The announced yields represent the exchange increasing interest for USDC holders by more than 2,500% since it was lowered significantly last June.
Major cryptocurrency exchange Coinbase has announced users will be able to earn 4% interest on USD Coin through a product the company compared to an alternative to a fiat savings account.
In a Tuesday blog post, Coinbase said its users could earn 4% annual percentage yield, or APY, by lending out their holdings for the U.S. dollar-pegged stablecoin USD Coin (USDC). The crypto exchange seemed to be targeting banks with the offering, claiming it has a better return than a typical savings account in the United States.
However, Coinbase said the loaned USDC is not protected by the Federal Deposit Insurance Corporation or the Securities Investor Protection Corporation — unlike typical savings accounts in the U.S. — nor is the exchange offering a crypto interest account that provides “attractive rates on customers’ assets.” While most savings accounts in the United States provide returns of less than 1% on the dollar, many other crypto platforms provide an interest rate of roughly 8% for lending U.S. dollar-pegged stablecoins.

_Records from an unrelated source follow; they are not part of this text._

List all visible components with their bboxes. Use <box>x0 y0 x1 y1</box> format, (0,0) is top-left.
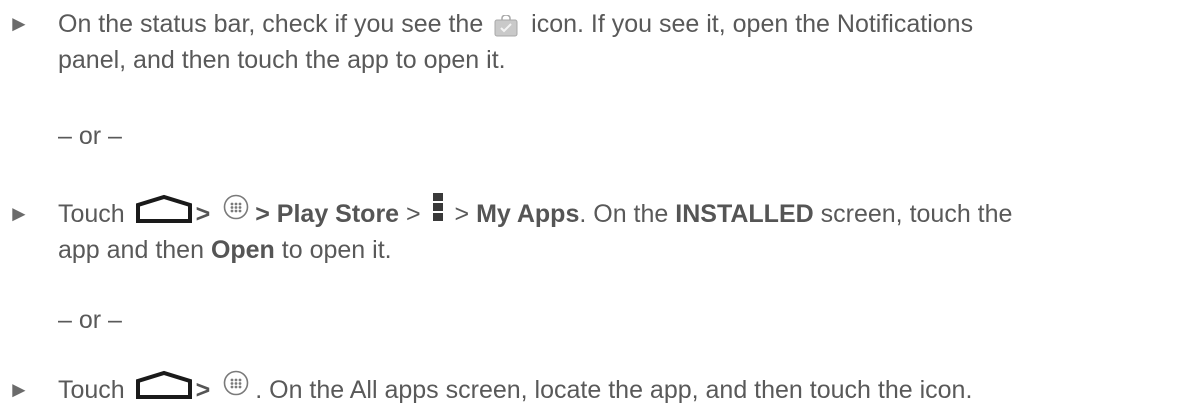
gt-separator: > <box>195 200 211 228</box>
step-1-text: On the status bar, check if you see the … <box>58 6 1168 78</box>
step-2-text-part: screen, touch the <box>820 200 1013 228</box>
apps-launcher-icon <box>223 370 249 396</box>
step-2-text-part: . On the <box>579 200 669 228</box>
or-separator: – or – <box>58 306 122 334</box>
home-icon <box>134 370 194 400</box>
step-3-text: Touch > . On the All apps screen, locate… <box>58 370 1168 408</box>
or-separator: – or – <box>58 122 122 150</box>
step-3-text-part: Touch <box>58 376 125 404</box>
play-store-label: Play Store <box>276 200 400 228</box>
play-store-bag-icon <box>494 11 518 37</box>
step-2-text: Touch > > Play Store > > My Apps. On the… <box>58 193 1168 268</box>
my-apps-label: My Apps <box>476 200 580 228</box>
step-2-text-line-2: to open it. <box>281 236 392 264</box>
bullet-arrow: ► <box>8 377 30 402</box>
open-label: Open <box>210 236 275 264</box>
step-2-text-part: Touch <box>58 200 125 228</box>
installed-label: INSTALLED <box>675 200 814 228</box>
apps-launcher-icon <box>223 194 249 220</box>
step-2-text-line-2: app and then <box>58 236 204 264</box>
home-icon <box>134 194 194 224</box>
step-1-text-part: On the status bar, check if you see the <box>58 10 484 38</box>
step-1-text-part: icon. If you see it, open the Notificati… <box>531 10 974 38</box>
step-1-text-line-2: panel, and then touch the app to open it… <box>58 46 506 74</box>
bullet-arrow: ► <box>8 11 30 36</box>
gt-separator: > <box>406 200 421 228</box>
menu-icon <box>432 192 444 222</box>
gt-separator: > <box>454 200 470 228</box>
bullet-arrow: ► <box>8 201 30 226</box>
step-3-text-part: . On the All apps screen, locate the app… <box>255 376 973 404</box>
gt-separator: > <box>195 376 211 404</box>
gt-separator: > <box>255 200 270 228</box>
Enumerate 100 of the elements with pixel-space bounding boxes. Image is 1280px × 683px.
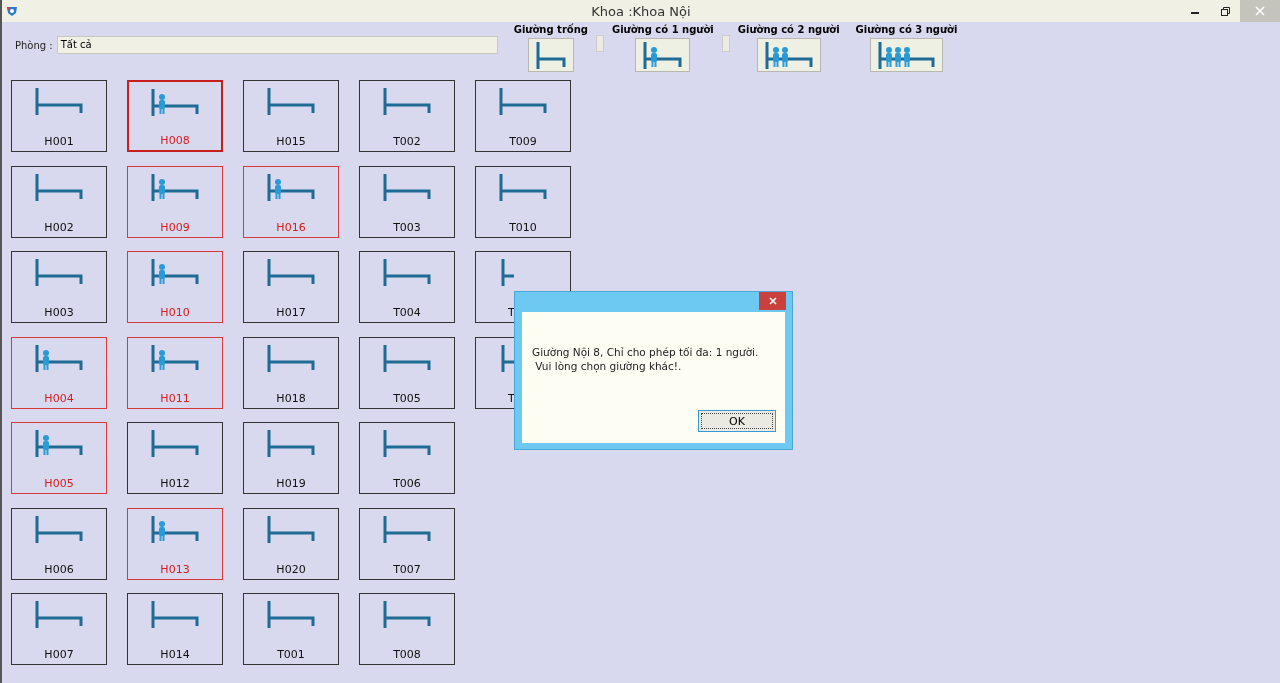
bed-tile[interactable]: H018 bbox=[243, 336, 339, 409]
bed-tile[interactable]: H005 bbox=[11, 422, 107, 494]
dialog-message: Giường Nội 8, Chỉ cho phép tối đa: 1 người. Vui lòng chọn giường khác!. bbox=[532, 345, 760, 373]
bed-icon bbox=[382, 599, 432, 629]
bed-tile[interactable]: H016 bbox=[243, 165, 339, 238]
bed-icon bbox=[266, 257, 316, 287]
bed-label: H005 bbox=[44, 477, 74, 490]
room-field[interactable]: Tất cả bbox=[56, 36, 498, 54]
bed-tile[interactable]: H003 bbox=[11, 251, 107, 323]
close-button[interactable] bbox=[759, 292, 786, 310]
bed-label: H020 bbox=[276, 562, 306, 576]
occupied-bed-icon bbox=[763, 40, 814, 70]
bed-label: T003 bbox=[393, 220, 421, 234]
occupied-bed-icon bbox=[266, 171, 316, 202]
close-icon bbox=[1255, 6, 1265, 16]
bed-label: H012 bbox=[160, 477, 190, 490]
ok-button[interactable]: OK bbox=[698, 410, 776, 432]
bed-icon bbox=[500, 342, 514, 373]
bed-label: H017 bbox=[276, 306, 306, 319]
bed-tile[interactable]: T008 bbox=[359, 593, 455, 665]
bed-label: H011 bbox=[160, 391, 190, 405]
bed-tile[interactable]: T005 bbox=[359, 336, 455, 409]
bed-label: H007 bbox=[44, 648, 74, 661]
bed-label: H009 bbox=[160, 220, 190, 234]
bed-label: H019 bbox=[276, 477, 306, 490]
bed-label: H004 bbox=[44, 391, 74, 405]
bed-tile[interactable]: T001 bbox=[243, 593, 339, 665]
bed-icon bbox=[382, 513, 432, 544]
legend-label: Giường có 3 người bbox=[855, 24, 958, 35]
legend-label: Giường trống bbox=[513, 24, 588, 35]
occupied-bed-icon bbox=[150, 171, 200, 202]
bed-icon bbox=[34, 171, 84, 202]
occupied-bed-icon bbox=[34, 428, 84, 458]
bed-icon bbox=[150, 599, 200, 629]
bed-tile[interactable]: T003 bbox=[359, 165, 455, 238]
bed-icon bbox=[34, 257, 84, 287]
bed-label: T008 bbox=[393, 648, 421, 661]
bed-label: H006 bbox=[44, 562, 74, 576]
bed-label: T009 bbox=[509, 135, 537, 148]
occupied-bed-icon bbox=[642, 40, 684, 70]
bed-icon bbox=[382, 342, 432, 373]
bed-tile[interactable]: T009 bbox=[475, 80, 571, 152]
bed-icon bbox=[34, 86, 84, 116]
bed-label: H015 bbox=[276, 135, 306, 148]
bed-icon bbox=[498, 86, 548, 116]
legend-label: Giường có 1 người bbox=[612, 24, 714, 35]
bed-tile[interactable]: H001 bbox=[11, 80, 107, 152]
bed-tile[interactable]: T007 bbox=[359, 507, 455, 580]
room-label: Phòng : bbox=[15, 39, 53, 51]
bed-tile[interactable]: H004 bbox=[11, 336, 107, 409]
bed-tile[interactable]: H007 bbox=[11, 593, 107, 665]
bed-label: H014 bbox=[160, 648, 190, 661]
bed-label: H016 bbox=[276, 220, 306, 234]
bed-label: T002 bbox=[393, 135, 421, 148]
bed-tile[interactable]: H009 bbox=[127, 165, 223, 238]
toggle-box bbox=[596, 35, 604, 52]
bed-icon bbox=[150, 428, 200, 458]
bed-label: H001 bbox=[44, 135, 74, 148]
bed-tile[interactable]: T004 bbox=[359, 251, 455, 323]
restore-icon bbox=[1220, 6, 1230, 16]
bed-tile[interactable]: H012 bbox=[127, 422, 223, 494]
bed-label: H010 bbox=[160, 306, 190, 319]
bed-tile[interactable]: H010 bbox=[127, 251, 223, 323]
bed-tile[interactable]: H008 bbox=[127, 80, 223, 152]
bed-label: T005 bbox=[393, 391, 421, 405]
app-icon bbox=[6, 5, 18, 17]
bed-tile[interactable]: H011 bbox=[127, 336, 223, 409]
bed-icon bbox=[266, 428, 316, 458]
bed-icon bbox=[382, 428, 432, 458]
bed-tile[interactable]: H017 bbox=[243, 251, 339, 323]
bed-label: H002 bbox=[44, 220, 74, 234]
bed-tile[interactable]: H002 bbox=[11, 165, 107, 238]
bed-tile[interactable]: H014 bbox=[127, 593, 223, 665]
bed-tile[interactable]: T002 bbox=[359, 80, 455, 152]
occupied-bed-icon bbox=[876, 40, 936, 70]
bed-tile[interactable]: H015 bbox=[243, 80, 339, 152]
bed-tile[interactable]: H013 bbox=[127, 507, 223, 580]
bed-icon bbox=[34, 513, 84, 544]
bed-label: H018 bbox=[276, 391, 306, 405]
occupied-bed-icon bbox=[150, 342, 200, 373]
bed-icon bbox=[500, 257, 514, 287]
bed-label: H003 bbox=[44, 306, 74, 319]
bed-tile[interactable]: H020 bbox=[243, 507, 339, 580]
occupied-bed-icon bbox=[150, 87, 200, 117]
bed-tile[interactable]: H006 bbox=[11, 507, 107, 580]
bed-icon bbox=[382, 257, 432, 287]
bed-label: H008 bbox=[160, 134, 190, 147]
bed-label: H013 bbox=[160, 562, 190, 576]
bed-icon bbox=[266, 86, 316, 116]
bed-label: T004 bbox=[393, 306, 421, 319]
bed-tile[interactable]: H019 bbox=[243, 422, 339, 494]
bed-icon bbox=[266, 342, 316, 373]
close-icon bbox=[768, 297, 777, 305]
bed-tile[interactable]: T006 bbox=[359, 422, 455, 494]
bed-icon bbox=[498, 171, 548, 202]
bed-icon bbox=[534, 40, 567, 70]
bed-tile[interactable]: T010 bbox=[475, 165, 571, 238]
occupied-bed-icon bbox=[34, 342, 84, 373]
bed-icon bbox=[382, 171, 432, 202]
bed-label: T001 bbox=[277, 648, 305, 661]
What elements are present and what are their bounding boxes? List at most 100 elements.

“While the high interest rates are appealing, they can present varying levels of risk,” claimed Coinbase. “You may find that your assets are loaned to unidentified third parties and subject to their credit risk, which could result in a total loss of your crypto holdings.”
The exchange originally offered 1.25% yields on USDC from October 2019 to June 2020, when it unexpectedly announced rewards for users holding the stablecoin would drop to 0.15%. The 4% yields represent Coinbase potentially increasing interest for USDC holders by more than 2,500%.
Related: Circle's high-yield USDC business accounts take aim at DeFi
At the time of publication, USDC is the 8th largest cryptocurrency, with a market capitalization of more than $25 billion. Tether (USDT) remains the most popular stablecoin on the crypto market, coming in 3rd with a $62.5 billion market cap.